Wednesday, January 14, 2009

El Paso, Texas, Calls On Congress To Debate Drug Legalization: Dems Refuse

As reported in Huffington Post:

The city of El Paso buckled to unusually explicit federal government pressure Tuesday and withdrew a call for a national debate on ending drug prohibition.

Last Tuesday, the El Paso city council voted 8-0 to express solidarity with its sister city in Mexico, Juarez, which has seen its murder rate double this year alone as the Mexican government has waged war on powerful drug cartels. To slow that violence, the resolution called for "an honest, open national debate on ending the prohibition of narcotics."

That was enough to get Washington's attention.
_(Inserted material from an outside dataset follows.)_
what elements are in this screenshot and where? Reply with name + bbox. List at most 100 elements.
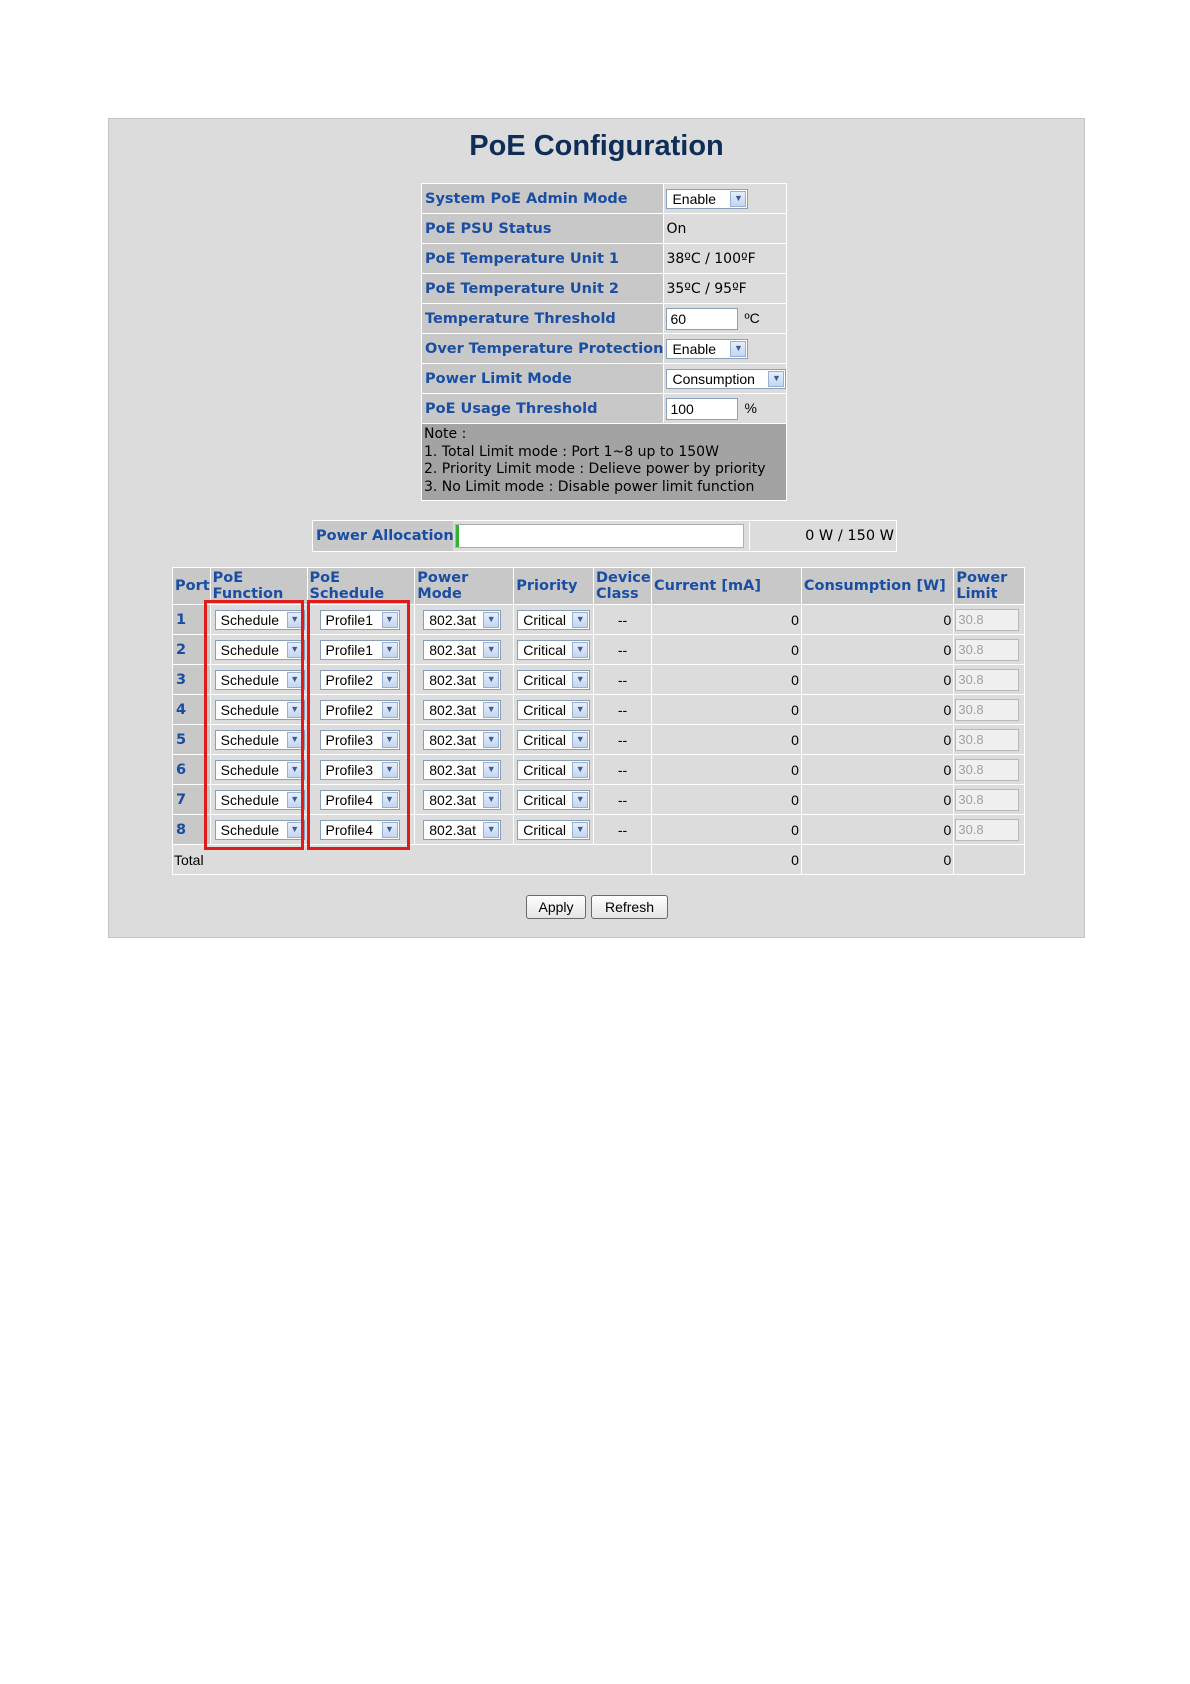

Mayor John Cook vetoed the resolution and Rep. Silvestre Reyes, a Democrat who represents El Paso in Congress, lobbied each councilmember, making it clear that if the resolution calling for a debate passed, El Paso would risk losing money in the upcoming stimulus legislation. Five Texas House representatives made the same threat.

The article concludes:

In December, Arizona Attorney General Terry Goddard said that the state should consider legalizing marijuana, noting that three-quarters of the cartels' business comes from pot.

On Tuesday night, after hours of debate, O'Rourke argued -- unsuccessfully -- that bowing to federal pressure would set a precedent they should avoid. "All we're asking for is a conversation, and no important issue in the history of the United States -- social, criminal, legal or otherwise -- has ever been harmed by having an open discussion. That's all we're asking for today," he said.
"It's not just this issue. It sets a precedent that when debate is to be chilled, when positions are to be changed, people higher up will threaten us that we'll lose our money, and you have to ask yourselves if you can live with that."

Reyes, however, told the Huffington Post that he doesn't oppose a debate on legalization. He only opposed the timing, coming as it did as Obama was meeting with the Mexican president and Congress was debating the stimulus.

"If it's still an issue [after the stimulus passes], I'm not opposed to perhaps even entertaining a hearing," said Reyes. "I can look at that if they want to pursue it."